We have been spending more time practicing our angling skills lately. We are 100% not experts, not even close. I used to lead Fishing with a Ranger programs when I worked at Mustang Island State Park and I faked it the entire time. Luckily, we rarely caught anything. I still remember one time during a program where it was just me and one gentleman and we were both fishing and chatting. All of a sudden, I felt a huge tug on my line and proceeded to reel in a giant Redfish! My hands were shaking from the adrenaline. We measured it to make sure it was legal & I gave it to the guy for dinner.
Anyways, I don't have any real knowledge when it comes to fishing. I don't know how to tie proper knots, I panic when I have to remove hooks, and I'm always terrified that I am going to get spined when I handle a fish. I really only know how to use a push-button reel (I even had to google to see what they were called).
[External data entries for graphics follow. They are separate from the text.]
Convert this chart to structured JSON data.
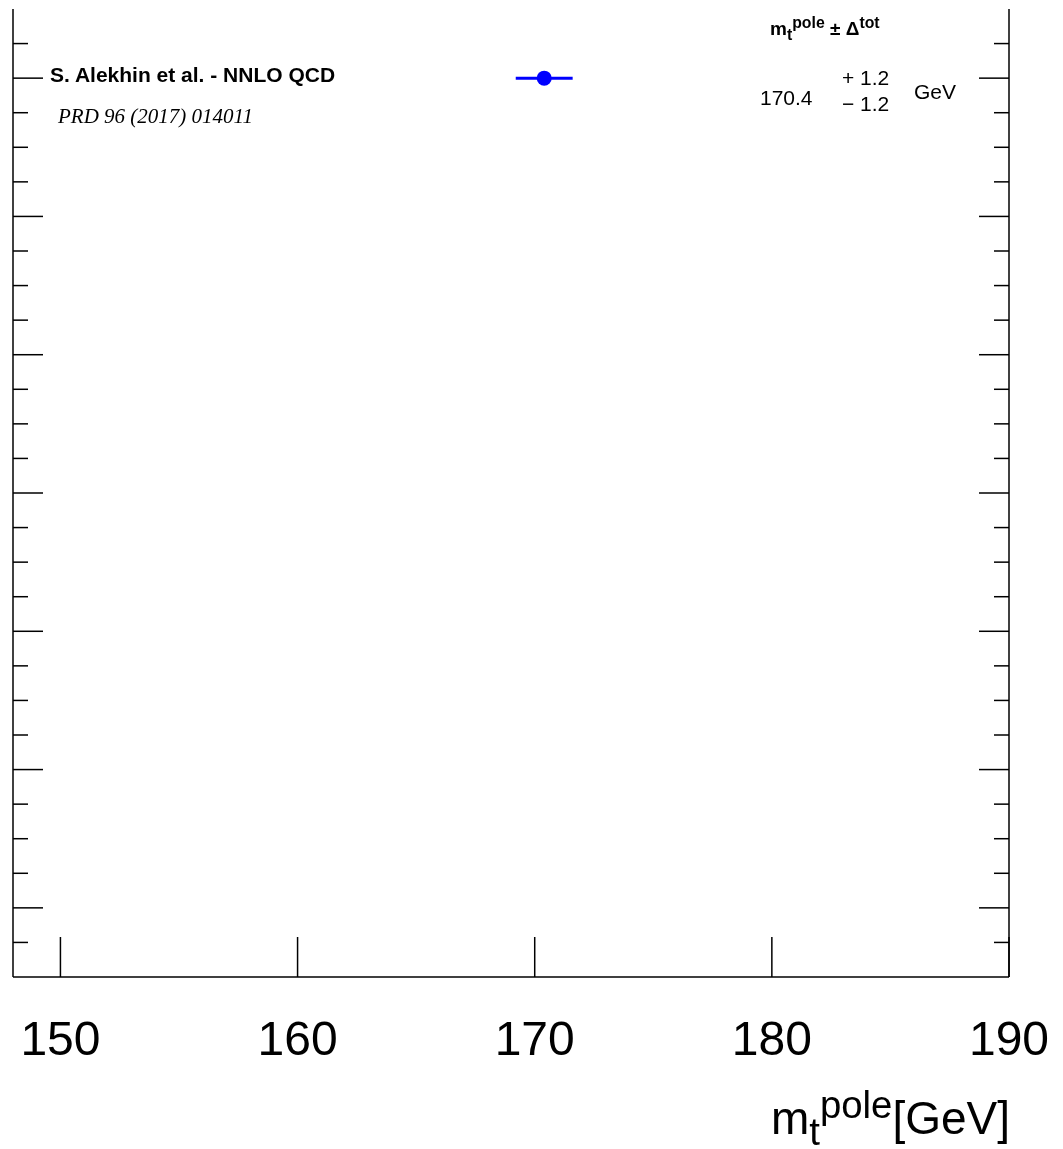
{
  "chart_data": {
    "type": "scatter",
    "orientation": "horizontal",
    "xlabel": "m$_{t}$$^{pole}$[GeV]",
    "categories": [
      "S. Alekhin et al. - NNLO QCD",
      null,
      null,
      null,
      null,
      null,
      null
    ],
    "series": [
      {
        "color": "#0000ff",
        "values": [
          170.4,
          null,
          null,
          null,
          null,
          null,
          null
        ],
        "errors": [
          1.2,
          null,
          null,
          null,
          null,
          null,
          null
        ]
      }
    ],
    "annotations": [
      "PRD 96 (2017) 014011",
      "m$_{t}$$^{pole}$  ±  Δ$^{tot}$",
      "170.4",
      "+ 1.2",
      "− 1.2",
      "GeV"
    ],
    "xlim": [
      148,
      190
    ],
    "xticks": [
      150,
      160,
      170,
      180,
      190
    ],
    "marker": "circle"
  }
}
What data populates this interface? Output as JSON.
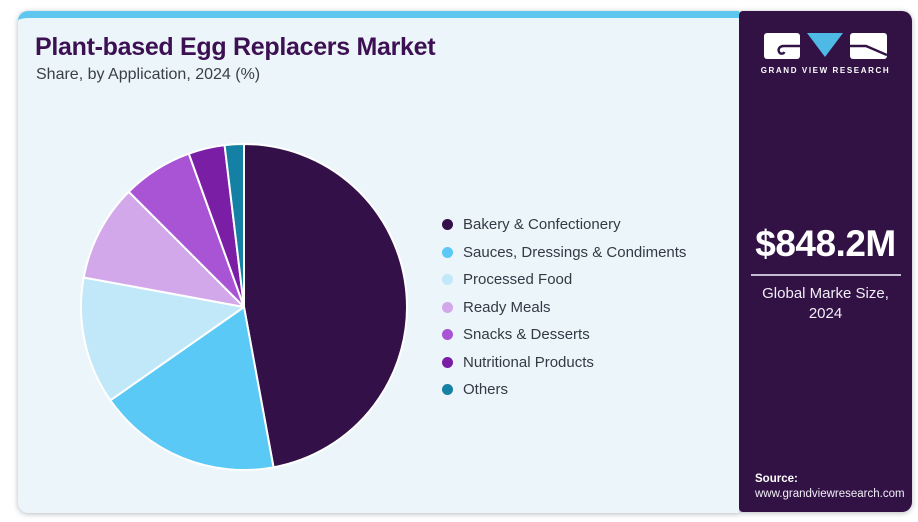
{
  "header": {
    "title": "Plant-based Egg Replacers Market",
    "subtitle": "Share, by Application, 2024 (%)"
  },
  "sidebar": {
    "logo_wordmark": "GRAND VIEW RESEARCH",
    "market_size_value": "$848.2M",
    "market_size_label_line1": "Global Marke Size,",
    "market_size_label_line2": "2024",
    "source_label": "Source:",
    "source_url": "www.grandviewresearch.com",
    "background_color": "#321244",
    "accent_color": "#4fb9e6"
  },
  "chart_data": {
    "type": "pie",
    "title": "Plant-based Egg Replacers Market Share, by Application, 2024 (%)",
    "categories": [
      "Bakery & Confectionery",
      "Sauces, Dressings & Condiments",
      "Processed Food",
      "Ready Meals",
      "Snacks & Desserts",
      "Nutritional Products",
      "Others"
    ],
    "values": [
      47.1,
      18.2,
      12.6,
      9.6,
      7.0,
      3.6,
      1.9
    ],
    "unit": "%",
    "colors": [
      "#331047",
      "#5bc9f5",
      "#c0e8f9",
      "#d2a8ea",
      "#a854d4",
      "#7a1ea6",
      "#1480a4"
    ],
    "legend_position": "right",
    "start_angle_deg": 0,
    "direction": "clockwise",
    "slice_border_color": "#ffffff"
  }
}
It's been quite a learning curve, but even still in the beginning stages, there are a few lessons that we learned pretty quickly! If you're just getting into fishing (or are interested in starting), read our tips below to avoid our rookie mistakes!
Learn how to properly bait a hook
We lose a lot of bait pretty regularly, but are starting to learn how to prevent that and to have a better success rate with hooking the fish. Don't use too much bait, just enough to cover the hook. With worms, I try to thread the hook through them, or at least try to have multiple points where the hook goes through to make sure it's more secure and less likely to come loose. Different types of bait can call for some different techniques, but if you're having issues... Google it!
Bring needle-nosed pliers with you
We definitely learned this one the hard way. It's relatively simple to unhook a fish when the hook has just gone through its 'lip' (do fish have lips...???), but if you gut-hook a fish (the hook goes into its stomach), it becomes much more difficult to remove and you often need some pliers to reach into the fish to get a hold of the hook. This happened to us recently and I had to call my boss and ask him to stop on his way home from the park to help us out with his multi-tool! Poor fish ended up dying because of the struggle.
A friend of mine that is an avid fly fisher recommended hemostats vs. pliers. We bought some to throw into the tackle box, but any old pair of needle nosed pliers from your toolbox is just fine if you don't want to buy anything new!
A pair of work gloves doesn't hurt either
We have been catching a lot of perch (aka Bluegill) and they've got spines on their back and belly (dorsal fins and ventral and anal fins, respectively). Manhandling them barehanded makes me a little nervous. I'm sure experienced anglers don't think twice about it, but a pair of gloves made me feel just a little bit less at risk of getting stabbed. If you don't have gloves, try to grip near the head and slide your hand back to the middle of its body, compressing the fins as you move.
Get a small tackle box with just a few extra supplies stocked so your day doesn't end prematurely
We snagged our line the other day and lost the hook and, stupidly, we didn't have any extras. Soooo... that was that. Time to go home. As soon as we got home, I ordered a small tackle box with the basics - hooks in varying sizes, swivels (little clip things), floats, weights... you get the picture. We got our tackle box off of Amazon (booooo Jeff Bezos) for $10.
Learn how to tie ONE knot
You can use a basic shoe-tying knot (is there a specific name for that? I don't know), but there are some knots that are a bit stronger and better for fishing! One that I learned and is literally the only one I use (well, because it's the only one I know), is the Clinch Knot. Seems to work well enough for the basic fishing that we are doing and it's pretty easy!
An important thing to remember is that it isn't about perfection and knowing everything! Learning is part of the fun and you've got to accept that, when you're just starting something new, you're going to make mistakes and screw up. Embrace it and enjoy learning how to fish!